I will need to bring the car to the dealership, the switch runs along the floor near the car door., the dealer in my area told me it would cost around 30 dollars. I will see when I get to the dealer, sounds to good to be true.


----------



## tcratboy321 (Apr 11, 2005)

it is, the part is only 30 dollars but it is a biatch to install so i just had them do it...othewise you would have to pull up part of your carpet and everything


----------



## Mr.B (Mar 27, 2005)

I was told that th fuel door will have to be fixed by the body shop. and it will cost around 125 to fix.


----------



## tcratboy321 (Apr 11, 2005)

^^ yup..same price for me


----------



## SerDaRat93 (Apr 25, 2005)

*Time is money*

you know time is money for some but not others... the reason it's about a buck an a quarter is because of the labor.. the newer altima's the panels that you have to remove are simple pop on and pop off. the back seat two bolts that are standard size... buy the cable for thirty take two hours and install it just be sure to follow the path of the one your replacing.. don't give in to the bug guy, do it yourself...

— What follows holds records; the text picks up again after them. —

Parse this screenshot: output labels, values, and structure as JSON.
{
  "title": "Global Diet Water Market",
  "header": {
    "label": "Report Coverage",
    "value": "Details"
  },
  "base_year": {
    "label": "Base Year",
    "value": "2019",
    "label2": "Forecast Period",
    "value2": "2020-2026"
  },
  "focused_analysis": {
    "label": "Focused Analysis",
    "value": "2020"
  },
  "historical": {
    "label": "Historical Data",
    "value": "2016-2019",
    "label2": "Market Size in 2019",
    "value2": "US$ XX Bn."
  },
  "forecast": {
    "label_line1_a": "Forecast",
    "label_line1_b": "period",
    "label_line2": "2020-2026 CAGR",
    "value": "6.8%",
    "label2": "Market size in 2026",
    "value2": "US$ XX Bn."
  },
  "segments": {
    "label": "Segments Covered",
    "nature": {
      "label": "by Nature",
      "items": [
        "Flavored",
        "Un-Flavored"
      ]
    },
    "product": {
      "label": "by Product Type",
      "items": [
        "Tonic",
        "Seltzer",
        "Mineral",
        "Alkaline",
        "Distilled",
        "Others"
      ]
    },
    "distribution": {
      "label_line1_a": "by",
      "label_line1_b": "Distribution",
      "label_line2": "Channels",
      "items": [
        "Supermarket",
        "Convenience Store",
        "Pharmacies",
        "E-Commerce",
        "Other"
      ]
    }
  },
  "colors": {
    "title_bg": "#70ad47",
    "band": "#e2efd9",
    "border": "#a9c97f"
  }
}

also before you go that far, check in the trunk buy your gas door, check to see most have a sort of tensioner, you just unscrew and shorten and screw it back... or twis a few times and the cable tightens up... simple fixes that are FREE... give it a shot.


----------



## Mr.B (Mar 27, 2005)

SerDaRat93 said:


> you know time is money for some but not others... the reason it's about a buck an a quarter is because of the labor.. the newer altima's the panels that you have to remove are simple pop on and pop off. the back seat two bolts that are standard size... buy the cable for thirty take two hours and install it just be sure to follow the path of the one your replacing.. don't give in to the bug guy, do it yourself...
> 
> also before you go that far, check in the trunk buy your gas door, check to see most have a sort of tensioner, you just unscrew and shorten and screw it back... or twis a few times and the cable tightens up... simple fixes that are FREE... give it a shot.


The damage was done to the fuel door, the cable was not dislodged. I found the fuel door can be opened by pulling and pushing the fuel door simultaneously. I examed the fuel door closely, it appears someone tried to open the fuel in the process bending a peice of the door, which now it will not open properly.


----------



## SerDaRat93 (Apr 25, 2005)

wboo said:


> I examed the fuel door closely, it appears someone tried to open the fuel in the process bending a peice of the door, which now it will not open properly.


so then someone was trying to steal your gas or something and pried open your fuel door!! or was this an exsisting problem from previous owners that just got worse over time?


----------